Alison is another good character. Her adult son Daryl is the result of incest – Alison was abused by her father. When Catherine asks whether Daryl knows, Alison says, “I think he  worked it out.” Daryl commits some horrific murders, and finally confesses to his mother who shoots him dead from behind so that he doesn’t know, and won’t have to go to prison. It’s an act of love and desperation. And of course there’s none of that 'how did she get hold of the weapon' because she’s a farmer. It’s debatable who is the more psychopathic – Royce, or Daryl.        

The humour often depends on the deadpan delivery of the by now middle-aged Catherine Cawood. When her ex-husband asks who is fixing Catherine’s Land Rover she tells him it’s Alison, who’s just come out of prison. “What for?” “Murder.” “Who did she kill?” “Her son.” We, of course, know that it was a thoroughly justified killing and that Catherine arrested her for it in the most sensitive of ways but the ex-husband doesn’t.

Talking to her sister Clare after a violent clash which has left her visibly injured: “We’ve had another bit of a tussle again.” Long pause. “I won…Obviously.

To nine-year-old Ryan, after bad behaviour at school: “Did you rip up the painting?” “I might of.” “You couldn’t of done anything, of isn’t a verb.”

And to sixteen-year-old Ryan, two series later: “He shouldn’ta gone off. Shouldn’t of left me with Ros.” “Shouldn’t have, for fuck’s sake.”

Wadsworth is a cop turned bad by circumstances. After Catherine gets one of her less impressive constables to give chase to Wadsworth and they catch up, she leaps out of the car, which rolls backwards, and without even turning round she shouts “Handbrake!” We expect the driver to be a prat, and we expect Catherine to know this without even turning to look, and we expect her to always do the right thing whatever the situation, using her resigned-to everyone-else-being-useless voice. When she finally catches up with Wadsworth, the police inspector turned killer, he is standing on the parapet of a bridge. Catherine asks him not to jump, and says she hasn’t had the right talking-someone-down training. Wadsworth says he has. She asks him what she ought to say, and he gives her line-by-line instructions, which she follows. And whilst we’re laughing at the situation, he jumps anyway.

When a collection is made for Catherine’s retirement her immediate boss is astonished at the amount collected. “Oh, she’s very popular,” says Joyce, who has been doing the collection. “All sorts of people have contributed. Even people she’s arrested.”

All of these humorous situations are character based. Our expectations of what people say and do are rarely wrong, until the very last episode of the final series.
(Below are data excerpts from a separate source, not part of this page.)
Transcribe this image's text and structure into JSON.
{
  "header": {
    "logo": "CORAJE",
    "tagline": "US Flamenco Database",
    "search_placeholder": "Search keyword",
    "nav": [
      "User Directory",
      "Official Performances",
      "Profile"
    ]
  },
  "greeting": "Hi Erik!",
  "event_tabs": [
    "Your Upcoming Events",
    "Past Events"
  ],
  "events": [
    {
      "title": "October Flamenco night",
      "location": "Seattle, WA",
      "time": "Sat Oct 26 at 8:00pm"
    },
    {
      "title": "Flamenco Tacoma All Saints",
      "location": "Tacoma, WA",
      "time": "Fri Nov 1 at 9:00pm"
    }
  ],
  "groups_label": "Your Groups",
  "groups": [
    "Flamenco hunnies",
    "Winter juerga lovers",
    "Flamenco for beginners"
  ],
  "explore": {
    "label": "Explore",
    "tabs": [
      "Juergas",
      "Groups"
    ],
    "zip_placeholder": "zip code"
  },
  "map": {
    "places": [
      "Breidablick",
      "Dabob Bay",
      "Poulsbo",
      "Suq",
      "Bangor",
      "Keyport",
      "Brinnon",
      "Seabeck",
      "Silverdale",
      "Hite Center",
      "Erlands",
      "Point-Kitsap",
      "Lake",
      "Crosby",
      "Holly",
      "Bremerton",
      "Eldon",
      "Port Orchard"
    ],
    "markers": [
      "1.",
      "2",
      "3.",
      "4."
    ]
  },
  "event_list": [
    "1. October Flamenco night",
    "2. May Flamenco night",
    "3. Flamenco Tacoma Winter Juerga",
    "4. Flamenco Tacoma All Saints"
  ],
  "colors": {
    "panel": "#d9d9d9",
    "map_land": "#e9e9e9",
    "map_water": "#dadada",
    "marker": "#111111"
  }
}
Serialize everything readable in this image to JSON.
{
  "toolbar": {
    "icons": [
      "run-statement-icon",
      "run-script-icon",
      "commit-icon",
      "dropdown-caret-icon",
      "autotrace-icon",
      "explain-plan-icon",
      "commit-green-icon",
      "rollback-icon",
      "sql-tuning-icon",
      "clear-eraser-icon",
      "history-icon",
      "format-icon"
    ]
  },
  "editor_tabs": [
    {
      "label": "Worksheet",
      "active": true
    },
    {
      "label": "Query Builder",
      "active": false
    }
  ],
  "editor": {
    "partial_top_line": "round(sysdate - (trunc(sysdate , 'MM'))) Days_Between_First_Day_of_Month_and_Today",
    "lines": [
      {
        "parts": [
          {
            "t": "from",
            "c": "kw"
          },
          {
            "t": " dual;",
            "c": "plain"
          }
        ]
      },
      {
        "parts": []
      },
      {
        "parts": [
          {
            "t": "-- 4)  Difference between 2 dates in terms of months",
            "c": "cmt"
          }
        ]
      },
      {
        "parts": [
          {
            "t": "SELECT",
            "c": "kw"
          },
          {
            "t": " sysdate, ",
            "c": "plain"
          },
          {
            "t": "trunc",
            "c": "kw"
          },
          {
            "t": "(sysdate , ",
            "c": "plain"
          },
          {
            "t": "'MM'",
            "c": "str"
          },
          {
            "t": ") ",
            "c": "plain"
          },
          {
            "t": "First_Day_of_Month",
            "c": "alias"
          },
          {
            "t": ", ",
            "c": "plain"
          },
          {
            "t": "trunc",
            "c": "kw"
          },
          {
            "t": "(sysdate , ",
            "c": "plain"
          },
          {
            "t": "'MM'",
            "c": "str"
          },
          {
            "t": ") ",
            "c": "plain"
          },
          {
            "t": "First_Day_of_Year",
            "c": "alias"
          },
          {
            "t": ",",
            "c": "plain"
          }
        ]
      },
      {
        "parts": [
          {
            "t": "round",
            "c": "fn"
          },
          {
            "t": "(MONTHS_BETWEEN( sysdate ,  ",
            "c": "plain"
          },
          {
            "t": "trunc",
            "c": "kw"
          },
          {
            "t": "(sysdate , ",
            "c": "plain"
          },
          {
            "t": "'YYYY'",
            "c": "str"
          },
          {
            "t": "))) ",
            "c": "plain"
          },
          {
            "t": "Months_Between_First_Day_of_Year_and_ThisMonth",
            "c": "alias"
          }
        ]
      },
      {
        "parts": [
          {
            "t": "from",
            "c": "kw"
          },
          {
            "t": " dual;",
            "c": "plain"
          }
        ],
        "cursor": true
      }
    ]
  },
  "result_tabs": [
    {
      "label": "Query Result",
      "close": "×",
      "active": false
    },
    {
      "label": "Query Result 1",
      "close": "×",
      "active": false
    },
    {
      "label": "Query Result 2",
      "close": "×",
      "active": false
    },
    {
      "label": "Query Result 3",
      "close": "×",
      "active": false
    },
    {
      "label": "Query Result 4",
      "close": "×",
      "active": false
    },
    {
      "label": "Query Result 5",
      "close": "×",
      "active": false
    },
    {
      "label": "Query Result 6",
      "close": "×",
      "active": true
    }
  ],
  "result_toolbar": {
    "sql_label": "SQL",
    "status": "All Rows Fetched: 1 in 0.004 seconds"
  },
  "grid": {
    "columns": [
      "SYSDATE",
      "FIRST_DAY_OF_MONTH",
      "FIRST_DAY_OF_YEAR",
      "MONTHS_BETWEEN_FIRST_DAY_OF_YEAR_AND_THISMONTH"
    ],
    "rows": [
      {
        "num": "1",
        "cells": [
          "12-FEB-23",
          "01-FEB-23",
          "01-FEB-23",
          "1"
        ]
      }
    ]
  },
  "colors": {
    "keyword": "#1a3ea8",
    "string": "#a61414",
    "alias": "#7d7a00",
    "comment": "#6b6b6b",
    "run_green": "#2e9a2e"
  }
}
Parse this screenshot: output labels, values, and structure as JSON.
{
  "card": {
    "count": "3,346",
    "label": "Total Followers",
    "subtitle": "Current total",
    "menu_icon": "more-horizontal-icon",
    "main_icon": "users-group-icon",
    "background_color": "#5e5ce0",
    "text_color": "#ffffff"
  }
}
So if you haven’t seen it, watch the lot from series one. Look and learn.           

Comments

Jenny Alexander said…
I used the latest series as an example of fantastic craft in my latest course on fiction skills. What a great blog post highlighting just exactly why it is so good - thank you!
Dennis Hamley said…
A wonderful article on a series beyond the adjective'wonderful'. Now it's over, TV detective thrillers seem trivial. Even Vera.

Thanks, Elizabeth.
Elizabeth Kay said…
Thanks for the nice comments. One thing I should have said about implied endings is when Ryan is mistaken for a student copper in a police station. Earlier in the series it's the last thing we would have expected him to be considering. But just a slight turn of the head is enough to make us think, I bet that's what he becomes, in the end.